CUSCUZ PAULISTA
Totonho Laprovitera*
Moro no Mucuripe, bairro que guarda as qualidades de lugar simples
e de personalidade forte. Aqui, eu bem me sinto como se estivesse na Fortaleza
de antigamente, pois os bons costumes são conservados, como, por exemplo, as
cadeiras na calçada para boas rodas de conversa ao entardecer.
Ao amanhecer, é comum ouvir um galo cantar, anunciando o nascer do
dia. Pessoas em paz varrem suas calçadas e outras, tranquilamente, andam pelo
meio da rua. Até parece cidade do interior.
As bodegas vendem fiado, os bares somente à dinheiro e as
mercearias ainda trabalham com a velha caderneta. Todos se conhecem e se tratam
pelo nome – muitos apelidos – dão-se “bom dia”, “boa tarde” e “boa noite”.
Pedem “com licença” e “por favor”, respeitam-se e se ajudam.

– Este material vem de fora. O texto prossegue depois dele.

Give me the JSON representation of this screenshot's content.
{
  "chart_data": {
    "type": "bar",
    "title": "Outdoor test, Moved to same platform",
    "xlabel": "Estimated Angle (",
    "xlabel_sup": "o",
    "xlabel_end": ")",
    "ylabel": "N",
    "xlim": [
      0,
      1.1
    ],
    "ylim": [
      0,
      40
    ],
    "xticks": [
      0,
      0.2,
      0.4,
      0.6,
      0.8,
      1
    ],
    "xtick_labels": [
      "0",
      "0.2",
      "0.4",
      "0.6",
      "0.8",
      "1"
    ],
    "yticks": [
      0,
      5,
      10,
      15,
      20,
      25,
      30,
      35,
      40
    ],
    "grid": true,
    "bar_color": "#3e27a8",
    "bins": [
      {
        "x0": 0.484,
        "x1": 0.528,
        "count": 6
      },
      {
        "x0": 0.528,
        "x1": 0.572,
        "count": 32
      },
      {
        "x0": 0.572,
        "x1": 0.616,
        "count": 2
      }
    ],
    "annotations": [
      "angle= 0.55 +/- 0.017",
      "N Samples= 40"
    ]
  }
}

Hoje, acordei com o costumeiro anúncio do vendedor ambulante, com
aquele vozeirão de tenor alencarino, atroando repetidamente: “Cuscuz Paulista!
Cuscuz Paulista! Cuscuz Paulista!” Daí, pulei da minha velha rede e o
chamei:
– Freguês, aqui em cima, na janela!
– Vai querer quantos?
– Dois.
– Muito bem...
Avexado, desci à portaria do prédio para pegar o manjar e, enquanto
ele separava os cuscuzes e eu folheava o pagamento, contando as cédulas de
"couro de rato", puxei assunto:
– O senhor mora aqui perto?
– Longe...
– Longe onde?
– Barra do Ceará.
– Vixe! De lá pra cá é chão...
– De ônibus, dá 13 quilômetros e leva uns 45 minutos pra
chegar.
– Quer dizer que você vem de ônibus?
– Um pedaço, de ônibus, mas, a maior parte, à pé...
– Pela distância, então, vale a pena vir vender por aqui, né?
– Tenho uma boa freguesia por aqui, mas né só por isso, não.
– E por que mais?
– Doutor, se Deus quiser, um dia ainda moro neste Mucuripe!